The tone of War for the Planet of the Apes is hard to place. A bizarre side caper involving a comic-relief ape voiced by Steve Zahn recalls nothing so much as The Wizard of Oz; the film’s opening chapter, admittedly a fine half-hour or so of filmmaking, feels like a Vietnam film (a point of reference made obvious by some conspicuous graffiti later in the film: “Ape-ocalypse Now.”) Yet textually, it seems that War — directed by Matt Reeves, who co-authored the script with Matt Bomback — is closest to a comment on the conflict between white Europeans and native Americans in the colonial era.
Which does give one much to think about, sure, and makes for plenty of poignant moments.

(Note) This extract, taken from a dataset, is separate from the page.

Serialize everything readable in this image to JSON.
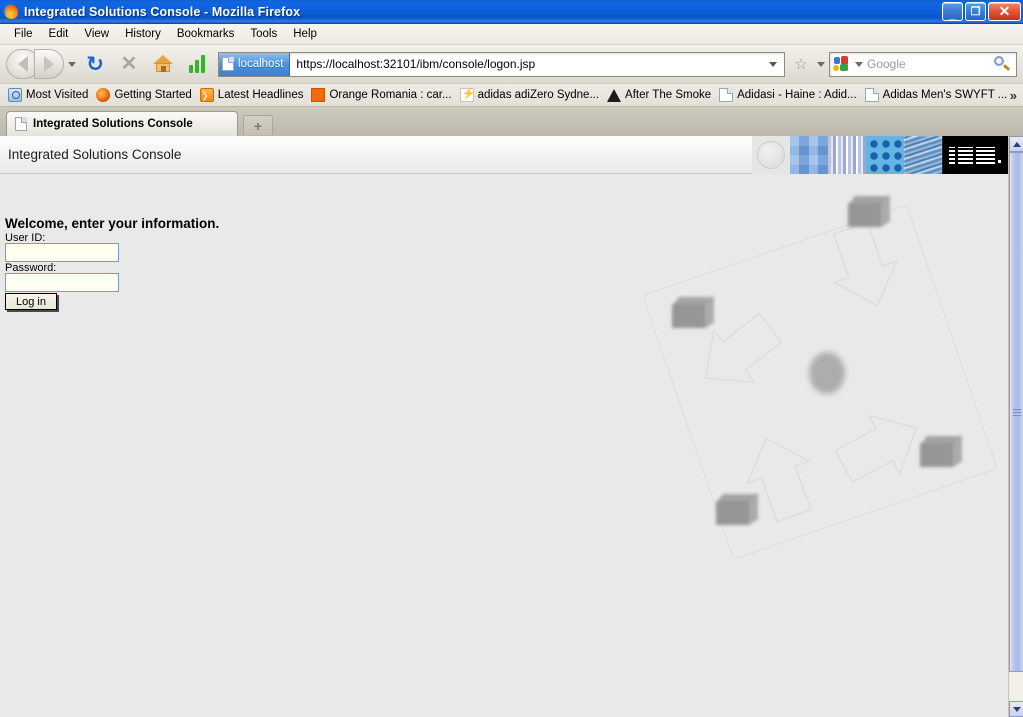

It does not, however, make for an entertaining time. Much of the film is spent with some or all of the protagonists trapped in a makeshift prisoner-of-war camp by the Colonel’s forces, a period marked by little other than sullen glances and bitter speechifying by both sides. While Dawn elevated itself above the first film in this generation of “Apes” pictures via its sublime action sequences, those are almost entirely limited to the opening and closing minutes of War. The inter-ape conflict, which was the lifeblood of the previous film, is pushed mostly to the side until it is inelegantly resurrected in the film’s final moments — and resolved via firepower.
Ultimately, War feels like supplementary material — another story about things that happened to these characters. It is a DVD extra writ large; despite some interesting thoughts, viewers should expect, primarily, long stretches of boredom.